Introduction: Depression is associated with an increased risk of coronary artery disease (CAD). Whether depression modifies genetic risk of cardiovascular and cardiometabolic disease is unknown. Methods: We included genotyped, unrelated European ancestry individuals in the UK Biobank. Using genome-wide significant single nucleotide polymorphisms (SNPs) from studies external to the UK Biobank, we generated polygenic risk scores (PRS) for coronary artery disease (CAD, 74 SNPs), hypertension (75 SNPs), type 2 diabetes (T2D, 64 SNPs), atrial fibrillation (25 SNPs), and ischemic stroke (11 SNPs). Participants were stratified by PRS for each condition as low (quintile 1), intermediate (quintiles 2-4), and high (quintile 5) genetic risk. Cox models tested the association of depression frequency with each incident condition among individuals with high PRS, with adjustment for age, sex, the first 20 principal components, genotyping array, and Townsend deprivation index. Additional models further adjusted for health behaviors (exercise, tobacco and alcohol use, vegetable and fresh fruit intake) and tested associations across the PRS spectrum.
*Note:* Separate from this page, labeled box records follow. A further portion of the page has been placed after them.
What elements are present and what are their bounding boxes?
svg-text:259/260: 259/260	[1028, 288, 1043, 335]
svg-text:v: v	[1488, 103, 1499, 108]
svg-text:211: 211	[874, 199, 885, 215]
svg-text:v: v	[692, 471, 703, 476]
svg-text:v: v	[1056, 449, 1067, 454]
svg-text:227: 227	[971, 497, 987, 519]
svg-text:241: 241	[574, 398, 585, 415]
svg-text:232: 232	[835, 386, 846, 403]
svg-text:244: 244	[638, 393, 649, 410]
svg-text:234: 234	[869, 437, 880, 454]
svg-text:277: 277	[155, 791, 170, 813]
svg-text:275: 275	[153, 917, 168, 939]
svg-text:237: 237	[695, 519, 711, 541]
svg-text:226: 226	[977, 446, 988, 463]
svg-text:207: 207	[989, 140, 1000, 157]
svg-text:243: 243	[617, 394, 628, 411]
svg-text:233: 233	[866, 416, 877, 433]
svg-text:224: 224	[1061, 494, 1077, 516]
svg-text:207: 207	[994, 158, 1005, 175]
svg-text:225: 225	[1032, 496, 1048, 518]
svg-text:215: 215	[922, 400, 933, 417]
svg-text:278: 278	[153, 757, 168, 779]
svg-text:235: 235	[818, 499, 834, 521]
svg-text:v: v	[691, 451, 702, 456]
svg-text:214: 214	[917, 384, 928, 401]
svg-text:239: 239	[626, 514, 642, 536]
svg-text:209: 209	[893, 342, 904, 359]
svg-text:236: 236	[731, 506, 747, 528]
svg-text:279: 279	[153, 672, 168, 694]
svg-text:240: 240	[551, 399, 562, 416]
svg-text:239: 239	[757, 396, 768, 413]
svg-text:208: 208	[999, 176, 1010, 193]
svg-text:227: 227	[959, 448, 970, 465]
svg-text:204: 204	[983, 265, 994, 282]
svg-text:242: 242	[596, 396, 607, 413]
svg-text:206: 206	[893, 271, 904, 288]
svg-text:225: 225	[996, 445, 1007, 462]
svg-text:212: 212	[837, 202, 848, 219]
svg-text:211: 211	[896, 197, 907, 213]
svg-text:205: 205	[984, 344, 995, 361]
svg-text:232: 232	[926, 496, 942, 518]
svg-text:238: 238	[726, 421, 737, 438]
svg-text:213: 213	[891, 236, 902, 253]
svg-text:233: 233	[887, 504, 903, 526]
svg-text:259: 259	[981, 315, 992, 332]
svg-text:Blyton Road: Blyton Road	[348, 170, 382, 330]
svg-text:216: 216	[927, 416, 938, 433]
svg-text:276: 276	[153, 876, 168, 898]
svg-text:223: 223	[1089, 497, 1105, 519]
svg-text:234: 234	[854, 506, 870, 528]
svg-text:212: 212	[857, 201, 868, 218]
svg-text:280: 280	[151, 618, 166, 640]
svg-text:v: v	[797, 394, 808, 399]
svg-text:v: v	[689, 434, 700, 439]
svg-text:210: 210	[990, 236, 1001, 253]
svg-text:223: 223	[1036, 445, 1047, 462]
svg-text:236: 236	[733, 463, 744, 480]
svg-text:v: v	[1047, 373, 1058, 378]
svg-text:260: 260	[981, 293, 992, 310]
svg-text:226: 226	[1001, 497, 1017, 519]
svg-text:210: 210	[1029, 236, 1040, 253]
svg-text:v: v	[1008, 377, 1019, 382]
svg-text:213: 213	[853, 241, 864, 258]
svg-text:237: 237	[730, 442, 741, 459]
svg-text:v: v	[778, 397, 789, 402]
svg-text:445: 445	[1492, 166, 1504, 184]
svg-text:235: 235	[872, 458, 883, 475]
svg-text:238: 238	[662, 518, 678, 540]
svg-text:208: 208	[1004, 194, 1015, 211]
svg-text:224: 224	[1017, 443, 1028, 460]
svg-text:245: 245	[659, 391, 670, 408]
Results: Among 348,083 individuals, 78,664 (22.6%) reported depression in the past 2 weeks, including 14,776 (4.2%) with depression more than half of days. Depression burden modified the risk of incident CAD across the spectrum of CAD polygenic risk (Figure 1A). Among individuals with high PRS, lack of depression was associated with lower risk of incident CAD (HR 0.70, 95% 0.58-0.86), hypertension (HR 0.58, 95% CI 0.50-0.67), T2D (HR 0.48, 95% CI 0.41-0.55), and atrial fibrillation (HR 0.74, 95% CI 0.62-0.89) compared to those with a high burden of depression. These risk reductions were minimally attenuated after further adjustment for health behaviors (Figure 1B). Conclusions: Lower burden of depression was associated was decreased risks of cardiovascular disease among individuals at high genetic cardiovascular risk.